Optimal pagination techniques for automatic typesetting systems

This thesis considers how to use a computer to break a document into pages suitable for printing. Although this problem is easy to solve when the document consists of just text, it becomes complicated when footnotes, displays, and figures are introduced. These elements add some freedom of choice in the way breaks are chosen, since the white space around the displays and the exact placement of the figures can be decided by the pagination algorithm. Out of the many possible ways to paginate such a document, the pagination algorithm should pick the one that is in some sense optimal. The approach taken here is to define a badness function that depends on the way the document is broken up, and then to design an algorithm to find a way to minimize the value of this function. The document is modelled by two lists, the text list and the figure list.
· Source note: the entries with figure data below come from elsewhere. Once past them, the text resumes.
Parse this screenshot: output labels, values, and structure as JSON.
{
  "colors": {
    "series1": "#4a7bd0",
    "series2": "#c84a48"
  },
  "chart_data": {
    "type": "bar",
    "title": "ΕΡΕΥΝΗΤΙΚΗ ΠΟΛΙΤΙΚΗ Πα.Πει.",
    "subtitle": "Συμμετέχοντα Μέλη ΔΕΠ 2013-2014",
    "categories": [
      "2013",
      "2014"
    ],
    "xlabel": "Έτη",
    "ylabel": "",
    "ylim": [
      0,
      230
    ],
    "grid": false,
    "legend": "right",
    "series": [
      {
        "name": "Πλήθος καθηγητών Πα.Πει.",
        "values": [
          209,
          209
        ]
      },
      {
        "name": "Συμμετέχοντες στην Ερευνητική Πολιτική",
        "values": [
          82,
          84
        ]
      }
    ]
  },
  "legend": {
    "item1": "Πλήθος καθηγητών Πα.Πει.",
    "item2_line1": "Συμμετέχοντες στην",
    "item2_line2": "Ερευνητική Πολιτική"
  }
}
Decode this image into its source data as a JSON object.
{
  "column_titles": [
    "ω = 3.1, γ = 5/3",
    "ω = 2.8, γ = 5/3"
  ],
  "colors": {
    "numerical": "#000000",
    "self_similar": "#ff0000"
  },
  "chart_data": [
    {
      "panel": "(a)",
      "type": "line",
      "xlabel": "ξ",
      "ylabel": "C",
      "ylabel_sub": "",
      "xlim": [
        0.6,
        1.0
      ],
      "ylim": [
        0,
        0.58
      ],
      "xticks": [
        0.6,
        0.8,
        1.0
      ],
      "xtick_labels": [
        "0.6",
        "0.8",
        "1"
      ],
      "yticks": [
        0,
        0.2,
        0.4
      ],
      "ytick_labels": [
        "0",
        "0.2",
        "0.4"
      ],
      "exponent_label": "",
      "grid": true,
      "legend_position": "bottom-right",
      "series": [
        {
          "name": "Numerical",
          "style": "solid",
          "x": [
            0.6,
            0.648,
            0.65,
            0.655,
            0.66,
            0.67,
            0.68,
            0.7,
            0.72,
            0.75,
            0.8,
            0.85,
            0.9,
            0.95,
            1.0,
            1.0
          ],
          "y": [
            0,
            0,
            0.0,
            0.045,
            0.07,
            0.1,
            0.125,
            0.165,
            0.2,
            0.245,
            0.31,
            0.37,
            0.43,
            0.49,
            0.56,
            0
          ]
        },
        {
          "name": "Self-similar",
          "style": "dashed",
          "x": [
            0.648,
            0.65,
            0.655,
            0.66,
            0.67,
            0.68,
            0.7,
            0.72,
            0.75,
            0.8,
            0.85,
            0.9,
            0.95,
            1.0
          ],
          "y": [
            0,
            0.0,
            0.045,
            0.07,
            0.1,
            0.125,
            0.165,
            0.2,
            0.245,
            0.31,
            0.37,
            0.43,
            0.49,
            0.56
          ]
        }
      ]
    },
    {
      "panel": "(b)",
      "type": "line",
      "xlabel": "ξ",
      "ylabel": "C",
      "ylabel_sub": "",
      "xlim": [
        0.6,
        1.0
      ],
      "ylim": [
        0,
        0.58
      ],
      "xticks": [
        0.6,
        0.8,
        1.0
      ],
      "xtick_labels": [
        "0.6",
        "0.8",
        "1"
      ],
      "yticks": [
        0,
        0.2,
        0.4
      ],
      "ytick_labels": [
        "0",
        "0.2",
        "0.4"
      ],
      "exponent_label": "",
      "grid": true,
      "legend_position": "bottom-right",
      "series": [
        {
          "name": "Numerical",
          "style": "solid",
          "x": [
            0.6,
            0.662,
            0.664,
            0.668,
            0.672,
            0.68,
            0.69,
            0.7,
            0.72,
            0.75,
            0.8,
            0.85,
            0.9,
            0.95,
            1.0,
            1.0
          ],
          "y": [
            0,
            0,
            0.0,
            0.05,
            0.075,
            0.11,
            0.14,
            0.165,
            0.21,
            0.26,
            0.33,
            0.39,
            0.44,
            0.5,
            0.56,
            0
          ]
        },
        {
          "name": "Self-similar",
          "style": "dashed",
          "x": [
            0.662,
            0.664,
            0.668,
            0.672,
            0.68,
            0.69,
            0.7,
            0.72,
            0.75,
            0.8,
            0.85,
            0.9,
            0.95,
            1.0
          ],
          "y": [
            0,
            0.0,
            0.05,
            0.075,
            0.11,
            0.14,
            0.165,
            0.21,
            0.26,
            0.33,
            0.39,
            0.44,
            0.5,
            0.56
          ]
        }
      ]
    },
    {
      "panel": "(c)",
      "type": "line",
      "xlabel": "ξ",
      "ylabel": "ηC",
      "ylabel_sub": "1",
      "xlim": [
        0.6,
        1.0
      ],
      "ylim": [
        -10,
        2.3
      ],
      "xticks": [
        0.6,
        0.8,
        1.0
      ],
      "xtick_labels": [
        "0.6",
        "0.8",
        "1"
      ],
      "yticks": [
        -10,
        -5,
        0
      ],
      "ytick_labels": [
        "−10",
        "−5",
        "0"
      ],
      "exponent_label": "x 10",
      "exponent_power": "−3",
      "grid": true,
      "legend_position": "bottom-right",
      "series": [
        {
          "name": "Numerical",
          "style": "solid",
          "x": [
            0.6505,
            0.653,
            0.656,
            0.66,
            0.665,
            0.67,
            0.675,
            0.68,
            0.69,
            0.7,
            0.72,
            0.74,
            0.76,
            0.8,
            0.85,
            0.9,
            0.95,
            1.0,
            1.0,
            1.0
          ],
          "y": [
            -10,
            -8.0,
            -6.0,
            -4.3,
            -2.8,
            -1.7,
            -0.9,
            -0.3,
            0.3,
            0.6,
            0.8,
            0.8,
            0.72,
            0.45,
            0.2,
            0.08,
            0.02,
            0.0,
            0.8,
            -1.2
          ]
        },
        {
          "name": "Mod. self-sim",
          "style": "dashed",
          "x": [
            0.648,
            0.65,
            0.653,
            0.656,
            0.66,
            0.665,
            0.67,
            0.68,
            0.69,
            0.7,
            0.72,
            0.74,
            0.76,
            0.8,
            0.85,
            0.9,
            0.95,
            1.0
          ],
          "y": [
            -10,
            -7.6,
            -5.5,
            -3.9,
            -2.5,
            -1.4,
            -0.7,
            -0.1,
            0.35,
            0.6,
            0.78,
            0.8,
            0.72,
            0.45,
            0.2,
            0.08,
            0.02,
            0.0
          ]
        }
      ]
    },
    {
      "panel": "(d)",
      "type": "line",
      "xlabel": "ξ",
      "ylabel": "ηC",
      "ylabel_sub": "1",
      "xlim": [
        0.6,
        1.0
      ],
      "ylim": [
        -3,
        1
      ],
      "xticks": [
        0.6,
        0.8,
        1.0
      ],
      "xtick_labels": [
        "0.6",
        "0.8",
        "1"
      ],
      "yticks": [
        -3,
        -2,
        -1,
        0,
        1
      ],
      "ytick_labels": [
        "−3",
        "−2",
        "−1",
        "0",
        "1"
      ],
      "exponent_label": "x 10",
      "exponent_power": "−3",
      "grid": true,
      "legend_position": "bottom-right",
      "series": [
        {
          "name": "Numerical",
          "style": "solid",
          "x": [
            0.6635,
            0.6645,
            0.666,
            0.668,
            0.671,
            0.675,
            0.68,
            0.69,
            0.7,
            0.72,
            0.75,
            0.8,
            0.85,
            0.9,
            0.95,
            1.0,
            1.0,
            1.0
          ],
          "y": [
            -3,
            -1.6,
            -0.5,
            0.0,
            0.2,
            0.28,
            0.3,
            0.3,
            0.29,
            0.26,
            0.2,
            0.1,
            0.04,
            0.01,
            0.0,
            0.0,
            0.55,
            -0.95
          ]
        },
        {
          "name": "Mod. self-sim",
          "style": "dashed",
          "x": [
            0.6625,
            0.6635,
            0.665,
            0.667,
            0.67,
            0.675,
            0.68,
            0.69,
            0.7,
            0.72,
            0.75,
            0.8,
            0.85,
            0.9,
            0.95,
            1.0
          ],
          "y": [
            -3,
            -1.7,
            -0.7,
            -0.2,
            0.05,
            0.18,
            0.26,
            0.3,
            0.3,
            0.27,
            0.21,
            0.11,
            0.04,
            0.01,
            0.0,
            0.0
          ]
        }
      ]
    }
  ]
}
Each item in the text list is either a 'box', corresponding to something that will print such as a line of text, a 'glue' item, corresponding to the white space between the lines, a 'penalty' item, corresponding to a legal place to break the list, or a 'citation', marking a reference to one of the figures. The items in the figure list indicate the size of each figure, and by how much each figure is allowed to stretch or shrink. This model is based on the one used in the TEX typesetting system. The optimizing pagination algorithm uses dynamic programming to find, for each i, j, and k, the best way to put the first i lines of text and the first j figures onto the first k pages; to make the program run in a reasonable amount of time, this calculation includes only those subproblems that are feasible, i.e., likely to lead to a solution with a small badness value. The badness function must be chosen carefully in order to get a problem that can be solved by these techniques. For certain simple badness functions, the pagination problem is NP-complete; two such functions are described in the thesis.